A red slip inadvertently falls from the balcony, the door stops sweeping the broom on the landing and looks at him astonished, petrified by the idea that a woman could hide such a skimpy scrap of cloth under her skirt. This is the scene with which it opens The investigations of Lolita Lobosco, the new Raiuno fiction with Luisa Ranieri that bewitched the audience with a Bulgarian audience of 31.8% share, leaving, however, the perplexity of some spectators not entirely convinced by some simplifications seen during the episode, such as the representation of the protagonist itself that, reading the novels by Gabriella Genisi to which the fiction is inspired, is described just like this: “A policewoman with a bra fifth, twelve heels, single and with a team of males to tame”. The preferred marker of the series, rather than the development of the plot and the yellow to be solved, is in fact linked to the person of Luisa Ranieri, to the legs, to the curves, to the mouth framed by a showy lipstick.

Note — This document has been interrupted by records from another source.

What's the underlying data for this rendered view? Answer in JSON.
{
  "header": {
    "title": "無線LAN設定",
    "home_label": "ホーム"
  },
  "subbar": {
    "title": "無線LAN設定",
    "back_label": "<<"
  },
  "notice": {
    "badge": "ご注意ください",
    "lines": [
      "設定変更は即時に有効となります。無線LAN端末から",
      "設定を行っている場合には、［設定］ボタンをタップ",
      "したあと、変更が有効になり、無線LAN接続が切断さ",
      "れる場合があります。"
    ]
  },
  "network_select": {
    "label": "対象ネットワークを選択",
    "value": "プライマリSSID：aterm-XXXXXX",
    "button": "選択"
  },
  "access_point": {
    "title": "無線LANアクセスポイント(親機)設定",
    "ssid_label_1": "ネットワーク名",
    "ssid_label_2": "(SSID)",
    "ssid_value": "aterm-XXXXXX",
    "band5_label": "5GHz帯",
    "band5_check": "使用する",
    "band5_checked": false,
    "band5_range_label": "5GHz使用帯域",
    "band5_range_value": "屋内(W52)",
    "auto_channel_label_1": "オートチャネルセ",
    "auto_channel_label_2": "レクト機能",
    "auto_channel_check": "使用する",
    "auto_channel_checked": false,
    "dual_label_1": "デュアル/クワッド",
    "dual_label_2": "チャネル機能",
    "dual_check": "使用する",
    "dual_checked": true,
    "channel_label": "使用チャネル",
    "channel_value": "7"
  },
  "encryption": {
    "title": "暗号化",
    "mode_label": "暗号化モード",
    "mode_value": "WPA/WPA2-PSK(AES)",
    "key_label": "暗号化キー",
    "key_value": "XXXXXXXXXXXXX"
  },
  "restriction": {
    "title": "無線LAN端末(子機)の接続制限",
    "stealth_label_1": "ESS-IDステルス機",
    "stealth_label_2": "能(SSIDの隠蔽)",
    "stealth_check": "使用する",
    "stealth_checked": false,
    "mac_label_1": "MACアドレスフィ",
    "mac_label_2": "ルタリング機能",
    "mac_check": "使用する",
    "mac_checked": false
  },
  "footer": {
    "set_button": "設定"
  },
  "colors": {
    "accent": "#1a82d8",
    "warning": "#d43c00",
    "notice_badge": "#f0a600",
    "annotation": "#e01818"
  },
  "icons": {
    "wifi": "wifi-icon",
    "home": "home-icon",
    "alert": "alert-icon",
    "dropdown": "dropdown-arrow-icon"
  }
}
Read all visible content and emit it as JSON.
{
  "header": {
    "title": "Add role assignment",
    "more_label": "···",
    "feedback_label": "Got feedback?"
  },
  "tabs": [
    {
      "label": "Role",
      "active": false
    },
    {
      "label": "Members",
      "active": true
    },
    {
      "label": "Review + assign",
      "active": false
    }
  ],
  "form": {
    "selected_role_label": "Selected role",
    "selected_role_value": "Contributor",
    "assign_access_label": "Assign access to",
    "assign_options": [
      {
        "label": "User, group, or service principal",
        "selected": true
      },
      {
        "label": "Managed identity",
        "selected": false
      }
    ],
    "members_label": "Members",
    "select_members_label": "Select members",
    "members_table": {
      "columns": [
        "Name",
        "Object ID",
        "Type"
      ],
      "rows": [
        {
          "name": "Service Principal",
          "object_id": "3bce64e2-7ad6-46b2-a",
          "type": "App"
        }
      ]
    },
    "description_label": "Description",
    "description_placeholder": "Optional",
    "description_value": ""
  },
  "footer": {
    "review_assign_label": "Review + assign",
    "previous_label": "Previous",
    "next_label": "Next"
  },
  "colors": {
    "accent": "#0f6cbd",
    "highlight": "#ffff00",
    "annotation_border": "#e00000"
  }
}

At the police headquarters in Bari, the city where the story takes place, everyone seems to stop at this: they see Deputy Commissioner Lolita walking straight to her office and think about her erotic potential complaining, however, about his work ethic and the hours and holidays that he doesn’t seem to care about to take the case home. Along with the criticisms of the over-loaded female representation there are, however, also the perplexities about cadence from Bari which, according to the citizens, could have been much more accurate and less speckish, and on certain stereotypes a bit outdated like the greengrocer who agrees to give Lolita Lobosco a lift across the Lungomare while she bites into an apple and makes her way through the watermelons and greenery in a scene that could have been shot by Comencini in the 1950s. One point in favor, however, is that fiction does have it, and it is the will to show even those against it, especially men who continue to exercise judgments on women about their behavior and their way of behaving.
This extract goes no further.